8. Scaling considerations
- Partition by host. Hash each URL's host to a crawler node so a given domain has exactly one owner — this is what makes per-host rate limiting correct in a distributed system. Coordinate ownership via Zookeeper/consistent hashing.
- Workers are stateless and horizontal; the frontier and dedup set are the shared state.
- Bloom filter sharding — partition the seen-set by host alongside the frontier, so dedup is local to the node that owns the host.
- Storage — raw bodies stream to object storage (S3/HDFS); only metadata sits in the KV/SQL store.
9. Trade-offs and alternatives
- Bloom filter vs exact set — Bloom saves ~100× RAM (1 GB vs 100 GB) at the cost of rare false positives (a few URLs never crawled). At 1B scale this trade is almost always worth it.
- BFS vs priority crawl — pure BFS is simple but wastes budget on low-value pages; a priority frontier (by PageRank/freshness) crawls the important web first, at the cost of complexity.
- Per-host queue vs global rate limiter — per-host queues make politeness a data-structure property rather than a runtime check; cleaner and trap-resistant.

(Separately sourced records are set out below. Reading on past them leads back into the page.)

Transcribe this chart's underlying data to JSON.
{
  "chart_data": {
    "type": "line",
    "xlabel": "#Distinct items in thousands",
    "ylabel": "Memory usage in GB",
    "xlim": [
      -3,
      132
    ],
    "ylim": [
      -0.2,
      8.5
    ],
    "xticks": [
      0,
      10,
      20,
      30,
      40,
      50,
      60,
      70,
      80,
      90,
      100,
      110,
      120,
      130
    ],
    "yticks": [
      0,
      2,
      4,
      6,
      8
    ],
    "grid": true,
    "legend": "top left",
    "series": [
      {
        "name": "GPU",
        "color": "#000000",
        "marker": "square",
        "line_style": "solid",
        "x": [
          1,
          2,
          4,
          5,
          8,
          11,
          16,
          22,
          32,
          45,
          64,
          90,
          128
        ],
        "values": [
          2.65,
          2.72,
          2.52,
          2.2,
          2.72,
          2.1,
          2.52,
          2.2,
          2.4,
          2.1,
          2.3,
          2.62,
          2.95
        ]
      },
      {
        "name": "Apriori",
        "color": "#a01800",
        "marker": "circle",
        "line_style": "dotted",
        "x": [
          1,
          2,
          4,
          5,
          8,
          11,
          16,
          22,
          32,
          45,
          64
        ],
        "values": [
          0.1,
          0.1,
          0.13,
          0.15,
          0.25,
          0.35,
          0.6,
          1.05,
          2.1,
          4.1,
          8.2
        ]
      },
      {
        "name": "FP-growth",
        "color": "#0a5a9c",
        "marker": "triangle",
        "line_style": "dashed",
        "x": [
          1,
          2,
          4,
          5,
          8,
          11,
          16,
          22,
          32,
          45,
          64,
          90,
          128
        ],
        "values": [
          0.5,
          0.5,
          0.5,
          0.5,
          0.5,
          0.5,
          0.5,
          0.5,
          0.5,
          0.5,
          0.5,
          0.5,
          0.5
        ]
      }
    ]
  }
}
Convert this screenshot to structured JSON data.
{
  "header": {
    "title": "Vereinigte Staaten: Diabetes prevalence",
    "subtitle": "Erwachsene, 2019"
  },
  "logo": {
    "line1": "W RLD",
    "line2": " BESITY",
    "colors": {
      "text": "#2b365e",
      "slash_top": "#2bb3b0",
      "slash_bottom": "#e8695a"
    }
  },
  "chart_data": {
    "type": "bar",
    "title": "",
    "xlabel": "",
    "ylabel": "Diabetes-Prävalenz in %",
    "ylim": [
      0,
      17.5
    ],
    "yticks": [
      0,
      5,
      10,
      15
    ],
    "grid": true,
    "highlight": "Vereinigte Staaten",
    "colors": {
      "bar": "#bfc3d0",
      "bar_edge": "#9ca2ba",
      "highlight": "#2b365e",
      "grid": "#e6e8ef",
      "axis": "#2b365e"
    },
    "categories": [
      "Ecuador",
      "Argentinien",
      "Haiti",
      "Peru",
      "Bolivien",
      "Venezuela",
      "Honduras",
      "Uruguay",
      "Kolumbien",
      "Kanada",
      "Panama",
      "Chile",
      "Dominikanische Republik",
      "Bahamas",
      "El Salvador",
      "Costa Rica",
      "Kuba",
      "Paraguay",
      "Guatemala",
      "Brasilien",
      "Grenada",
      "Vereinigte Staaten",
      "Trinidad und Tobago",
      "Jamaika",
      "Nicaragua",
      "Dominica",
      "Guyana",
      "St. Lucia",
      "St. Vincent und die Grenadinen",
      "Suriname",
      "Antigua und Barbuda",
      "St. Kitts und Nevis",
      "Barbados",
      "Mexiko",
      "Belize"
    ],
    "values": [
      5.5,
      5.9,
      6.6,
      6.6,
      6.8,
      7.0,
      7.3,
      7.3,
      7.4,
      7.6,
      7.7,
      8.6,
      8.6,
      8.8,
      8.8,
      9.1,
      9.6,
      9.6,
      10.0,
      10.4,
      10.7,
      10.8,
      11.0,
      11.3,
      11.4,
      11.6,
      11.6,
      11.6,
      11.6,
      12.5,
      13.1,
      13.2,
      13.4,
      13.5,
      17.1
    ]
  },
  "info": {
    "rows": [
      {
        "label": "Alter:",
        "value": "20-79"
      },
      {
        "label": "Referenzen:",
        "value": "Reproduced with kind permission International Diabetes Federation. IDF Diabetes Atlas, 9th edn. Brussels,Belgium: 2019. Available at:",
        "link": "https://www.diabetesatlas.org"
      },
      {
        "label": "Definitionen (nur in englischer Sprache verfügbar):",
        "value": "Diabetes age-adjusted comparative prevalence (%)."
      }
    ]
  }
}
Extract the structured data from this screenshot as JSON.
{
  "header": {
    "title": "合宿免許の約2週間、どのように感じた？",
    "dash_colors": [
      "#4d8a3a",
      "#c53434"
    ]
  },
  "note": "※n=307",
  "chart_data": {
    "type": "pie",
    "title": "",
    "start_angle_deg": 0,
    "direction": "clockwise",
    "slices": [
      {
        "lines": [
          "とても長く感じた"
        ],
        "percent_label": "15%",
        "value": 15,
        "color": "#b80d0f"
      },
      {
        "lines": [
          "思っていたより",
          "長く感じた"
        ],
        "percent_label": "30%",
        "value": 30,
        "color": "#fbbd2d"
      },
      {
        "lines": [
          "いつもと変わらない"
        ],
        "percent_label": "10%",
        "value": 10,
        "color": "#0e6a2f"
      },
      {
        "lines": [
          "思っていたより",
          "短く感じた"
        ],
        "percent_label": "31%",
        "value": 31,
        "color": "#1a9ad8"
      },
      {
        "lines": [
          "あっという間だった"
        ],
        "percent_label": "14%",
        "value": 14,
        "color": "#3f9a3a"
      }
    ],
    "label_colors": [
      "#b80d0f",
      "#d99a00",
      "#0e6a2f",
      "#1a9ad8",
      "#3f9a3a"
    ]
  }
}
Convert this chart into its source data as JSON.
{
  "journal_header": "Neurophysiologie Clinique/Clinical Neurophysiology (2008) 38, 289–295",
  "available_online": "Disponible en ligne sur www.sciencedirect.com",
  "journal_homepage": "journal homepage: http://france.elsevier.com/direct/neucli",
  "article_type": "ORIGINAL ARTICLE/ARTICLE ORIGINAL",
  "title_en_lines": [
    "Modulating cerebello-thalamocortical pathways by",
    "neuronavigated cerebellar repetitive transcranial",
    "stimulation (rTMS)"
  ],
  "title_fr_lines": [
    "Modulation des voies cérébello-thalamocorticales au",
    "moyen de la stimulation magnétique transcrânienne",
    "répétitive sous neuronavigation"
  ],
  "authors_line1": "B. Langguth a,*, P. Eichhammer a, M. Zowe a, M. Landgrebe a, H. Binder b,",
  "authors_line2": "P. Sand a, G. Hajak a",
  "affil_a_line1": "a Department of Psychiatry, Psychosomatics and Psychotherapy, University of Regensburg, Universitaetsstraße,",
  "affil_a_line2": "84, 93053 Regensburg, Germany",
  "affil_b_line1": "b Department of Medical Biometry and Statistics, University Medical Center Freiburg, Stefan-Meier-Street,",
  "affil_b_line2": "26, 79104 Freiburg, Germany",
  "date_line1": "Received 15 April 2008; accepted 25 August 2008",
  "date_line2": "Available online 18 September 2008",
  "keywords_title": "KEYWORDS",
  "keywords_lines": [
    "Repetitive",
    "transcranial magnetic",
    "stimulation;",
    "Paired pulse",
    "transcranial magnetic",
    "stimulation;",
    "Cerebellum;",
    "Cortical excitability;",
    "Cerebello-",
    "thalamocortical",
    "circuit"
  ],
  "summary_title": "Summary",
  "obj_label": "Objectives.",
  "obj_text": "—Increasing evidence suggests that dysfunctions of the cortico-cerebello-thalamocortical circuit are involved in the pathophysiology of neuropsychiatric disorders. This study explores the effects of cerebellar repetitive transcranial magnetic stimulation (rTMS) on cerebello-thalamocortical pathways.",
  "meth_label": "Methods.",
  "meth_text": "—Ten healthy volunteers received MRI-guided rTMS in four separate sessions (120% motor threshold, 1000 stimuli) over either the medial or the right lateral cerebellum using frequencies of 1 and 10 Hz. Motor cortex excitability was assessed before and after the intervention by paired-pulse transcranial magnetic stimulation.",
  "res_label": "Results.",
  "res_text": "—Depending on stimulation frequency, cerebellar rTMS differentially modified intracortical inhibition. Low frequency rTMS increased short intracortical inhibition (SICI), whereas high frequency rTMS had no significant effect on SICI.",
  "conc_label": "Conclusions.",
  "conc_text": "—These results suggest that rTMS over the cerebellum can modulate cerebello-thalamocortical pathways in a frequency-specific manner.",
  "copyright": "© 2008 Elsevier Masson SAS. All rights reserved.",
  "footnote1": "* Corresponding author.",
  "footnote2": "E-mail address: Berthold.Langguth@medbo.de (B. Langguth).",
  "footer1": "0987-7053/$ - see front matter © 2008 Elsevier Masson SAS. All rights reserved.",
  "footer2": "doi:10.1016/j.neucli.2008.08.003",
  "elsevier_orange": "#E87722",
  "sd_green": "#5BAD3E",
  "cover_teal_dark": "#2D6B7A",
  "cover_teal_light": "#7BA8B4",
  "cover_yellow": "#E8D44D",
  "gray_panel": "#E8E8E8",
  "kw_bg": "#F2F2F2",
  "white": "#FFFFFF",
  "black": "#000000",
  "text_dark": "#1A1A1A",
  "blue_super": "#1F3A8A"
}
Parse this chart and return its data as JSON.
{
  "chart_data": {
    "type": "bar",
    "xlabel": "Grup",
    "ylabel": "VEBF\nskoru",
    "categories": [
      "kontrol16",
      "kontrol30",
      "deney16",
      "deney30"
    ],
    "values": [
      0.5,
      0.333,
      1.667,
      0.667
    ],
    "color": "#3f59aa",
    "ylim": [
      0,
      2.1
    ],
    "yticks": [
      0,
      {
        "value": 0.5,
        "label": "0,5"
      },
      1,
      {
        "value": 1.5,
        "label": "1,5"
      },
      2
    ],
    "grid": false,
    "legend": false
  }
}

- 301 vs content dedup — handle redirects at fetch time; use SimHash for the harder near-duplicate case.
10. Common follow-up questions
- How do you detect near-duplicate content? → SimHash + Hamming distance threshold.
- How do you handle crawler traps / infinite spaces? → depth caps, URL-pattern budgets, per-host page quotas.
- How do you keep the index fresh? → adaptive re-crawl: frequently-changing pages get a shorter revisit interval.
- What if a worker dies mid-crawl? → in-flight URLs have a lease/timeout; unacked ones return to the frontier (at-least-once).
- How do you avoid getting blocked? → honor
robots.txt, throttle, rotate user-agents responsibly, back off on 429/503.